We are using Direct-Path approach to fill one of our Data Marts. We are also pointing the exact subpartition to which insert should be done. Here is the sql:
INSERT /*+ APPEND_VALUES */ INTO DWH.DM_CORE_AC_SALDOS SUBPARTITION(SYS_SUBP7709) VALUES (:B1 ,:B2 ,:B3 ,:B4 ,:B5 ,:B6 ,:B7 ,:B8 ,:B9 ,:B10 ,:B11 ,:B12 ,:B13 ,:B14 ,:B15 ,:B16 ,:B17 ,:B18 ,:B19 ,:B20 ,:B21 )
All process is controlled by dbms_parallel_execute with parallel level of 40. That is there are 40 separate sessions doing their own insert to separate subpartitions. However, the process is taking too long to finish, in sessions windows we can see that sessions are not locking each other, but they have wait class 'User I/O' and wait state 'WAITING' . Here is the snapshot of how sessions windows looks during the process:
Is there anything we are doing wrong? Maybe we should have set some database parameters right or changed a table structure (initrans or pctfree) ?
Edit : Almost all sessions have event 'db file sequential read'. I suppose reason why it is running slow may be because of an index maintenance operations. I checked file# from dba_data_files and most of the show files allocated for index tablespace. I read that direct path insert does index maintanance in the end of insert so may be this is a problem. In this case should I avoid using direct path insert?
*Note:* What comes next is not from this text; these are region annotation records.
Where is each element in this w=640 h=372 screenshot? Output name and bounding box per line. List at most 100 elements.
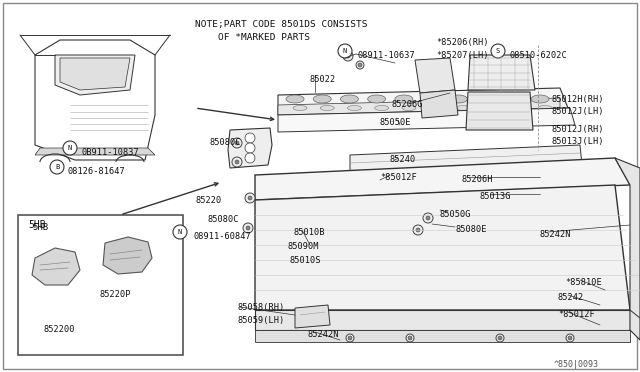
Ellipse shape [395,95,413,103]
Text: N: N [343,48,347,54]
Text: *85207(LH): *85207(LH) [436,51,488,60]
Circle shape [63,141,77,155]
Ellipse shape [456,106,470,110]
Ellipse shape [374,106,388,110]
Text: S: S [496,48,500,54]
Circle shape [426,216,430,220]
Text: 85010S: 85010S [290,256,321,265]
Text: 85013J(LH): 85013J(LH) [552,137,605,146]
Polygon shape [35,40,155,160]
Polygon shape [255,185,630,310]
Circle shape [346,54,350,58]
Circle shape [245,153,255,163]
Ellipse shape [531,95,549,103]
Ellipse shape [477,95,495,103]
Circle shape [423,213,433,223]
Text: B: B [55,164,59,170]
Circle shape [245,193,255,203]
Polygon shape [350,145,582,175]
Polygon shape [468,55,535,90]
Ellipse shape [429,106,443,110]
Text: 85012H(RH): 85012H(RH) [552,95,605,104]
Circle shape [346,334,354,342]
Text: *85012F: *85012F [380,173,417,182]
Ellipse shape [286,95,304,103]
Text: 5HB: 5HB [28,220,45,230]
Text: 85240: 85240 [390,155,416,164]
Circle shape [406,334,414,342]
Circle shape [568,336,572,340]
Text: 85080C: 85080C [208,215,239,224]
Polygon shape [615,158,640,340]
Ellipse shape [320,106,334,110]
Text: 85050G: 85050G [440,210,472,219]
Ellipse shape [313,95,332,103]
Polygon shape [255,330,630,342]
Circle shape [498,336,502,340]
Text: 85206G: 85206G [392,100,424,109]
Text: 85090M: 85090M [288,242,319,251]
Circle shape [491,44,505,58]
Circle shape [338,44,352,58]
Text: 85242N: 85242N [307,330,339,339]
Circle shape [232,157,242,167]
Ellipse shape [402,106,416,110]
Polygon shape [278,88,568,115]
Ellipse shape [293,106,307,110]
Polygon shape [278,108,575,132]
Polygon shape [466,92,533,130]
Text: OF *MARKED PARTS: OF *MARKED PARTS [195,33,310,42]
Text: N: N [68,145,72,151]
Text: 5HB: 5HB [32,223,48,232]
Text: *85012F: *85012F [558,310,595,319]
Circle shape [413,225,423,235]
Text: 85242N: 85242N [540,230,572,239]
Ellipse shape [449,95,467,103]
Circle shape [50,160,64,174]
Ellipse shape [422,95,440,103]
Bar [18,215,183,355]
Text: 85080E: 85080E [455,225,486,234]
Text: ^850|0093: ^850|0093 [554,360,599,369]
Ellipse shape [348,106,362,110]
Circle shape [408,336,412,340]
Circle shape [245,143,255,153]
Text: 0B911-10837: 0B911-10837 [82,148,140,157]
Text: 85012J(LH): 85012J(LH) [552,107,605,116]
Text: 85022: 85022 [310,75,336,84]
Text: 85013G: 85013G [480,192,511,201]
Polygon shape [103,237,152,274]
Text: 852200: 852200 [43,325,74,334]
Text: 85242: 85242 [558,293,584,302]
Polygon shape [255,158,630,200]
Circle shape [232,138,242,148]
Text: 85012J(RH): 85012J(RH) [552,125,605,134]
Polygon shape [295,305,330,328]
Circle shape [235,160,239,164]
Polygon shape [32,248,80,285]
Text: 08911-10637: 08911-10637 [358,51,416,60]
Text: NOTE;PART CODE 8501DS CONSISTS: NOTE;PART CODE 8501DS CONSISTS [195,20,367,29]
Circle shape [566,334,574,342]
Ellipse shape [511,106,525,110]
Text: 85220P: 85220P [100,290,131,299]
Text: 85058(RH): 85058(RH) [238,303,285,312]
Circle shape [243,223,253,233]
Circle shape [343,51,353,61]
Text: 08911-60847: 08911-60847 [193,232,251,241]
Ellipse shape [484,106,497,110]
Circle shape [245,133,255,143]
Circle shape [416,228,420,232]
Ellipse shape [340,95,358,103]
Polygon shape [415,58,455,93]
Text: 85059(LH): 85059(LH) [238,316,285,325]
Circle shape [246,226,250,230]
Text: 85050E: 85050E [380,118,412,127]
Polygon shape [278,98,560,115]
Polygon shape [420,90,458,118]
Text: *85810E: *85810E [565,278,602,287]
Polygon shape [60,58,130,90]
Text: 08510-6202C: 08510-6202C [510,51,568,60]
Circle shape [235,141,239,145]
Ellipse shape [538,106,552,110]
Using direct path writes takes exclusive locks on the corresponding table/partitions. Only one session at a time can do direct-path writes on an object.
Running 40 parallel processes won't help here. You're running 40 transactions one after the other. If you want to use direct path writes, you're better off running it all the same transaction; ditch dbms_parallel_execute.